A unos 200 m se acaba la valla. Enseguida veremos el cauce de un barranco, El Sargal, que en algunas épocas del año, normalmente a finales de invierno o comienzos de primavera, nos puede impedir continuar porque baja con abundante caudal de agua. Lo atravesamos por un par de bajadas que hay, y más bien hacia la izquierda, hacia el río, comienza una senda que se adentra en el monte (pero sin dejar de ver el río). Estamos en la zona más bonita del recorrido. Aquí será fácil encontrar en temporada, diversas clases de setas y hongos (la mayoría no comestibles). Igualmente podremos ver algún animal que baja al río a beber. Estamos en terreno de corzos, venados y jabalíes.

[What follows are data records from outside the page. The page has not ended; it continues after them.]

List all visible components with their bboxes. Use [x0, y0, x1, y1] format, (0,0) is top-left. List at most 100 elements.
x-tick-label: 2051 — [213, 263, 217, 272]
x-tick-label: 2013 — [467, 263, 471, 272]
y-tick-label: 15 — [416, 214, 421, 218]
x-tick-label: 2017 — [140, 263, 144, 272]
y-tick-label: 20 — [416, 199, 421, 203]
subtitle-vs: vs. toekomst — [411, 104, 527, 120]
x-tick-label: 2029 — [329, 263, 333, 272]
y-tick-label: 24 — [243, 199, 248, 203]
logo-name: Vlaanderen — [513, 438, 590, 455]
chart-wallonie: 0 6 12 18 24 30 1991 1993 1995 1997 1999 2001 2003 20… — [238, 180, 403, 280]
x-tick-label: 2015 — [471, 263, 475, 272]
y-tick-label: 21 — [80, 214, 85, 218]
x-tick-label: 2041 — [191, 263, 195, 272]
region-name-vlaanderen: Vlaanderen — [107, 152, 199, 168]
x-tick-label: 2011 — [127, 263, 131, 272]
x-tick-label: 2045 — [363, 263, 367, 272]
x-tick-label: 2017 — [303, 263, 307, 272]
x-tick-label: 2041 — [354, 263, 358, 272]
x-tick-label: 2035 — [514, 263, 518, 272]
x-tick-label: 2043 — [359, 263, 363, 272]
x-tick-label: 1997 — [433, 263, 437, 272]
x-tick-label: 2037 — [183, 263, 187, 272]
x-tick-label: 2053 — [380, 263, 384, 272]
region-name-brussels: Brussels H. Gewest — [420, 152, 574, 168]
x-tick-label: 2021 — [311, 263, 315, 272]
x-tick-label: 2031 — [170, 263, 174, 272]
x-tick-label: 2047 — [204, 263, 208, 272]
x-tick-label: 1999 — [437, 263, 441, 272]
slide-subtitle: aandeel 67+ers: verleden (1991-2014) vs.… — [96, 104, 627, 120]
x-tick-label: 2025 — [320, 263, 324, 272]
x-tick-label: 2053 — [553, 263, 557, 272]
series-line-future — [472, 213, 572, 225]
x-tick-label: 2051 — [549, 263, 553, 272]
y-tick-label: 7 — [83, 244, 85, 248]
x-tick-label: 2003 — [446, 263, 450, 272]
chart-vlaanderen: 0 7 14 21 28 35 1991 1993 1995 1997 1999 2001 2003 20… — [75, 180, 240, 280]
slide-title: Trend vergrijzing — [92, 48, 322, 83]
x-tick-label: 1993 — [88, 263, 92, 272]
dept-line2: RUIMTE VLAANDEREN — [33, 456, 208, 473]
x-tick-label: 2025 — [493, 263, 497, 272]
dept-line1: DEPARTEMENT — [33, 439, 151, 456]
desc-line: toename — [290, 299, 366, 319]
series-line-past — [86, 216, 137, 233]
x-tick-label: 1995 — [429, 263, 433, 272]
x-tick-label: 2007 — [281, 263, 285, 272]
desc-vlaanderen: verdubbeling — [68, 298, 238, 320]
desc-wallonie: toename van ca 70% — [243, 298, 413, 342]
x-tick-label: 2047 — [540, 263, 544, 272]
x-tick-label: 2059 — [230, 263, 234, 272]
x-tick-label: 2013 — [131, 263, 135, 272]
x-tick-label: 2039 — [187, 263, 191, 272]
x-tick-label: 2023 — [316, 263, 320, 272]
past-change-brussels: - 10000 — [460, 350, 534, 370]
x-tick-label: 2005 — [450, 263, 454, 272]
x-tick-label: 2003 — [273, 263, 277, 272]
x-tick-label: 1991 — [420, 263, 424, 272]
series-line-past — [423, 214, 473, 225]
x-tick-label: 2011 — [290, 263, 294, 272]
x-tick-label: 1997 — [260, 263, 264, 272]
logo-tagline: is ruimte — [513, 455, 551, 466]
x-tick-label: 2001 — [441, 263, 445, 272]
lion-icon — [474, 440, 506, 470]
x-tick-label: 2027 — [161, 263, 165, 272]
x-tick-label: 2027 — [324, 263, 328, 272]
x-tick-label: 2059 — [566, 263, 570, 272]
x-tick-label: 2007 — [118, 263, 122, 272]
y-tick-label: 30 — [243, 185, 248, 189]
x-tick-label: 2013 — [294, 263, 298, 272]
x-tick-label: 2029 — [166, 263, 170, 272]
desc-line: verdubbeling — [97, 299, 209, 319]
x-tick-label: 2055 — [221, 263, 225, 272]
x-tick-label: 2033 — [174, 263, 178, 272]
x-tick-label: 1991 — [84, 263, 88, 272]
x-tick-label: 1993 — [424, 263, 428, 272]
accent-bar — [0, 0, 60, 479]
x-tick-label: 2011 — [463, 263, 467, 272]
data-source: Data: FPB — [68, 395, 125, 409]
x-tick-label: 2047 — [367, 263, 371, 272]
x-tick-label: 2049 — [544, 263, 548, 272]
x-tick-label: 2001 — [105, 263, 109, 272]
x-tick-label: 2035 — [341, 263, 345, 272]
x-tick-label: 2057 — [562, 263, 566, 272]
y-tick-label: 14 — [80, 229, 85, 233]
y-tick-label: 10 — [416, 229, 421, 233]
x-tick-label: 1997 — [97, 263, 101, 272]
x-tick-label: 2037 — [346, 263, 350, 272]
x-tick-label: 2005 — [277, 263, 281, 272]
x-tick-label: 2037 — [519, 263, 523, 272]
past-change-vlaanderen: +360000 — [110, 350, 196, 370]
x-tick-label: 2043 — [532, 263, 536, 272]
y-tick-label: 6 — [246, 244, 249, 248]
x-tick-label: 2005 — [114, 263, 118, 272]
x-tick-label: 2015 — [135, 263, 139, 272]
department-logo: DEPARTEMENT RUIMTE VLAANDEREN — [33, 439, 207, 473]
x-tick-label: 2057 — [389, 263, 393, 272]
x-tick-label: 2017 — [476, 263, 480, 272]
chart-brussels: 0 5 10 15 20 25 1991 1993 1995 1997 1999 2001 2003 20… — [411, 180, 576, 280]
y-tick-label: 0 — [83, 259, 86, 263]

Serpenteando por la senda, dejaremos a nuestra derecha unas ruinas de construcciones de pastores situadas justo debajo de una gran roca manchada de negro por las fogatas, que en tiempos se hicieron debajo. Pronto empezaremos a oír el relajante murmullo del agua que salta la presa y que, mediante un canal que también veremos, suministraba agua a las piletas donde se criaban las truchas. Lo dejamos atrás y llegaremos a una bajada en zigzag entre unas rocas que nos adentra en un pequeño “túnel vegetal”. Al salir, pasamos justo al lado del antiguo canal y empezamos a ver las piletas abandonadas: ya estamos en el Antiguo Truchero.

El río Tajuña

Al pasar entre dos rocas, tomamos la senda de la derecha que pasa por debajo de unas colmenas abandonadas y nos lleva a la entrada de la casa de los guardeses, también abandonada. Podemos avanzar por el camino que allí comienza, ahora ya más ancho, que nos lleva a una arboleda de chopos y un puente que representa el final de esta ruta y el punto de referencia de otras. Una de ellas es la que lleva al Molino de la Julia, al que llegaremos continuando el camino ancho, sin cruzar el puente, y desviándonos del mismo a unos 600 m cogiendo el camino de la izquierda que sigue el curso del río.

El molino de la Julia

Poco a poco vamos descendiendo hasta situarnos casi al nivel del río. La zona es de gran belleza y en ella podemos ver nutrias, garzas o patos con cierta facilidad. Pasada la zona más angosta, el valle se abre un poco y veremos un camino que baja por nuestra derecha, que nos llevará, pasando al lado de unas grandes rocas al citado molino, en cuya huerta, situada frente al mismo, deben observar una impresionante noguera seca que, por sus formas, seguro refiere alguna leyenda de la zona (prometemos investigarla).

La vieja noguera seca

El camino de regreso se hace exactamente por el mismo recorrido que el de ida.